Dense layers are the most basic and important layers in neural networks. But dense layers are also versatile, since they can be used as hidden layers, as input and output layers.
In some problems, like the Fashion MNIST clothes recognition database, dense layers are used as hidden and output layers. What changes for them is only what we call the activation function.
In fact, deep learning is only deep because of dense layers. The notion of a deep network comes from the fact that dense layers pile up to receive input and return outputs until we find the answer for a problem.
So, the more layers we have, the deeper our network is.
What’s an activation function?
When going through some tutorials about Deep Learning, you can come across the activation parameter when you use a Dense layer.
The activation parameter receives the name of the activation function that you want to use for this layer.
These functions receive the activation name just because, such as in a brain neuron, the activation and deactivation of these neurons are responsible for the way as we deal with information in real world.
The activation function will work on a neural network by copying this natural phenomena: it will do small changes to weights and biases until we have satisfactory outputs.
Hence, these functions will check the value produced by a neuron and decide whether outside connections should use this neuron output or not.
The choice of an activation function will depend on the kind of output you are trying to get.
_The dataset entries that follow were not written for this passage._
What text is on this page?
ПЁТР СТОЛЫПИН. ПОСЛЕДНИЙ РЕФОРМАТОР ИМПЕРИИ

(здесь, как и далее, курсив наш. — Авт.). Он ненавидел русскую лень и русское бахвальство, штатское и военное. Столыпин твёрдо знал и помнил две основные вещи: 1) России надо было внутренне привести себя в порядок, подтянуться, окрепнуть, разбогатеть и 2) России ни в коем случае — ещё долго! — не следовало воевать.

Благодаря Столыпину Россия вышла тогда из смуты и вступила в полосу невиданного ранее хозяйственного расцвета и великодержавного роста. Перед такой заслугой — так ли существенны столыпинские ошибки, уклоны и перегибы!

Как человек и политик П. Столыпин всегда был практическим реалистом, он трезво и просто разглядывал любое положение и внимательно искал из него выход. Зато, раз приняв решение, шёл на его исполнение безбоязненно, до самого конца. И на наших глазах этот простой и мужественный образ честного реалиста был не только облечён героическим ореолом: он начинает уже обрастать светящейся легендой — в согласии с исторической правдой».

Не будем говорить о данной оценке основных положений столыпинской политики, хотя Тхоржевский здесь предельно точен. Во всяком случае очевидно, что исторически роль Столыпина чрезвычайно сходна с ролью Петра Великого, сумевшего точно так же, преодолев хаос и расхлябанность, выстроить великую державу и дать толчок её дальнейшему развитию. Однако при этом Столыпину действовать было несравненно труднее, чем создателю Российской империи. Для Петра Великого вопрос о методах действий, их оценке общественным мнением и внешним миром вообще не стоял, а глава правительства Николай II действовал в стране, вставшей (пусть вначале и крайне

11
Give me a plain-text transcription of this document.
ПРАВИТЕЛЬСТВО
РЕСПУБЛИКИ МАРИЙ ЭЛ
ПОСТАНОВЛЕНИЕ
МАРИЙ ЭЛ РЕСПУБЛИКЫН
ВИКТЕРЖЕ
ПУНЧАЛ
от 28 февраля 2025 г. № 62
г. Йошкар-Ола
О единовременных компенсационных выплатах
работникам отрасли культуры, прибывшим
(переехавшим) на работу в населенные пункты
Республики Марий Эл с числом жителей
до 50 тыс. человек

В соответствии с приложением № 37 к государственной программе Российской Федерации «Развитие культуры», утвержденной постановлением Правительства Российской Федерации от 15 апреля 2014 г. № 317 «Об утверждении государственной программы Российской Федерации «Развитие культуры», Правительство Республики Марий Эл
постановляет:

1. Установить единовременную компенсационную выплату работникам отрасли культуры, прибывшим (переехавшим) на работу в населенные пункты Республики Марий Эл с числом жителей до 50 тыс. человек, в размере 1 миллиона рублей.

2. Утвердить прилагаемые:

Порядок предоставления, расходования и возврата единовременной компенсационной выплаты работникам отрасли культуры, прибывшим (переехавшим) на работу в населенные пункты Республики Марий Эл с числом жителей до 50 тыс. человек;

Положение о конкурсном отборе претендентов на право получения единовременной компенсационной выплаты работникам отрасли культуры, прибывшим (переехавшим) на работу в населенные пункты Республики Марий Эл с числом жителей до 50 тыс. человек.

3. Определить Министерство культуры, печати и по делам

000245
Softmax, for instance, will return a number between 0 and 1, which is good when you need to calculate probabilities.
The Hyperbolic Tangent Function (tanh) outputs a result comprised between -1 and 1.
The image below, from Sebastian Raschka, shows some of the most common activation functions.
Dense layers are great for a lot of simple problems, but they are not good when we are trying to detect patterns and repetitions.
Since they produce the same output vector for a given input vector, they are not suitable to be used in problems where we need different answers on the same input.
Instead, they work great when you need to improve a model and add more layers to it.